Exercise of the month: Keep shoulders strong with lateral raises
02/15/2014 2:53 PM
08/08/2014 10:22 AM
The lateral shoulder raise is an exercise that, along with the rotator cuff and other muscles, provides strength and stability to the shoulder joint.
Starting position: Stand with dumbbells in hands and arms resting at your sides, feet approximately hip distance apart. If you have trouble with prolonged standing or with balance, you can perform the exercise in a seated position, or place one foot slightly ahead of the other to help stabilize your body.
Maintaining proper posture, gently pull the shoulder blades down and back. Do not allow the back to round. Although the arms should be straight throughout the exercise, avoid locking out the elbow.
Lifting phase: Moving at a slow and controlled pace, begin lifting the dumbbells out to the sides until they reach your greatest normal range of motion. The arms should rise at the same pace and to the same degree, and weights used should be the same in each hand. To establish strength balance, if one arm is weaker than the other, go with the lighter of the two weight loads.

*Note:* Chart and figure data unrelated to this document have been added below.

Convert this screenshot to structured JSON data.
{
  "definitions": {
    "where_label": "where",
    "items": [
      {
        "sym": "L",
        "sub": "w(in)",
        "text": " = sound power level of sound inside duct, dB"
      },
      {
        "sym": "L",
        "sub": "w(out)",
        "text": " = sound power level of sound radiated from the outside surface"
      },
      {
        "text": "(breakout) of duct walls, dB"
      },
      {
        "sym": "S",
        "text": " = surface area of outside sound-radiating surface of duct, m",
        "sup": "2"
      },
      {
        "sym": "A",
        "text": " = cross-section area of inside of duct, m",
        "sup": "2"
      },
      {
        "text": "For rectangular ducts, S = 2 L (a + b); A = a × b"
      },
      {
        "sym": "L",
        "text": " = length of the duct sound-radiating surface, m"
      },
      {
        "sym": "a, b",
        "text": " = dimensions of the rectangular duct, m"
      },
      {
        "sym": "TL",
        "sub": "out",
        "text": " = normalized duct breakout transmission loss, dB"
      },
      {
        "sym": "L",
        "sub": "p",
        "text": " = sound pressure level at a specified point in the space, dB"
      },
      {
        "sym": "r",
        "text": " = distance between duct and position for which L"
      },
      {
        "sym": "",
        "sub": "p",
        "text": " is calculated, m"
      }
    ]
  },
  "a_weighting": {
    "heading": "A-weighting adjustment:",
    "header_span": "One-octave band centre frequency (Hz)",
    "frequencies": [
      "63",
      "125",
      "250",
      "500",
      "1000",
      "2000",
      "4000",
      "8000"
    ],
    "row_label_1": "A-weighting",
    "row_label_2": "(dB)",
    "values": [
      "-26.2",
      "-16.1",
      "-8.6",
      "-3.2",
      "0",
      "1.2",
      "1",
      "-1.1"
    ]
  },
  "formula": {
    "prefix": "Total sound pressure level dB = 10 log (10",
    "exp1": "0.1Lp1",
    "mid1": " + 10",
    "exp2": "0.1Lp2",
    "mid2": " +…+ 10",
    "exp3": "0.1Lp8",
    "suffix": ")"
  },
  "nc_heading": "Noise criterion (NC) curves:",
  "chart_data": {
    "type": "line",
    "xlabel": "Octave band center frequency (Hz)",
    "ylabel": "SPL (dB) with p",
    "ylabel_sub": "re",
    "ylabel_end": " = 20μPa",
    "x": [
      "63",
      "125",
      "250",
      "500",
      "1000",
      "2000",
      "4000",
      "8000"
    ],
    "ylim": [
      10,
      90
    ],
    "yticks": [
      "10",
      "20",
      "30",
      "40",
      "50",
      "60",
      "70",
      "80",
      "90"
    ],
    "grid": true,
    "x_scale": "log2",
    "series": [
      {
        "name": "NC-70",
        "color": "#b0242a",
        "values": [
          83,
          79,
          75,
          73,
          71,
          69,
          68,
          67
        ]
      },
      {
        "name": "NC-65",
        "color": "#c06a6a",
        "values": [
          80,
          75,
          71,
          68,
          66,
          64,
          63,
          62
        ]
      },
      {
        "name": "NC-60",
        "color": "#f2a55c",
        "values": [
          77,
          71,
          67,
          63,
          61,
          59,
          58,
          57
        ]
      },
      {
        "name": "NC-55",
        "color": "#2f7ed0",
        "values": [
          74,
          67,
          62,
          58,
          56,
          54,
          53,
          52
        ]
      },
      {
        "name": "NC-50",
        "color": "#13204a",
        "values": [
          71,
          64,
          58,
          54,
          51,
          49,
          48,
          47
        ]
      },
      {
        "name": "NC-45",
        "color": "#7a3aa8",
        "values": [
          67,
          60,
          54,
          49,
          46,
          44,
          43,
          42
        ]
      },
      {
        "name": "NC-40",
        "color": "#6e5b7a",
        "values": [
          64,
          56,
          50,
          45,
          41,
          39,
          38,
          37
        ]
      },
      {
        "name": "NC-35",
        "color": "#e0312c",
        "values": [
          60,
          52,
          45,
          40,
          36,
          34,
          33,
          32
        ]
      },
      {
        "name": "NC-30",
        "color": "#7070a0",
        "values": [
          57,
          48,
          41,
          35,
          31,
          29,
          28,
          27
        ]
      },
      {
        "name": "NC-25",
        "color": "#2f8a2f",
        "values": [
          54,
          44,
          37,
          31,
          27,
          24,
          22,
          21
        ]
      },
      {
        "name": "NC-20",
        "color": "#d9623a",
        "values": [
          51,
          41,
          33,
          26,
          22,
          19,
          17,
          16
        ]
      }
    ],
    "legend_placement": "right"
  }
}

Lowering phase: Moving at a slow and controlled pace, slowly bring the dumbbells back to the starting position.
Before attempting this exercise, it is important that the shoulder joint is healthy. If you have pre-existing injuries or are unaccustomed to exercise, check with your doctor. It is normal to experience some muscle fatigue when resistance training, but if you feel pain you should avoid this exercise until the problem is resolved.
Why is this so important? The shoulder joint has the greatest range of motion of any joint in the body and is working every time the arms are used. Because of this, it is susceptible to repetitive overuse syndrome. To avoid overtraining, start out with light weights, increasing only slightly as you become stronger, and gently stretch the muscles after your workout.
If dumbbells are not available, acceptable substitutions are resistance bands, cables or wrist weights.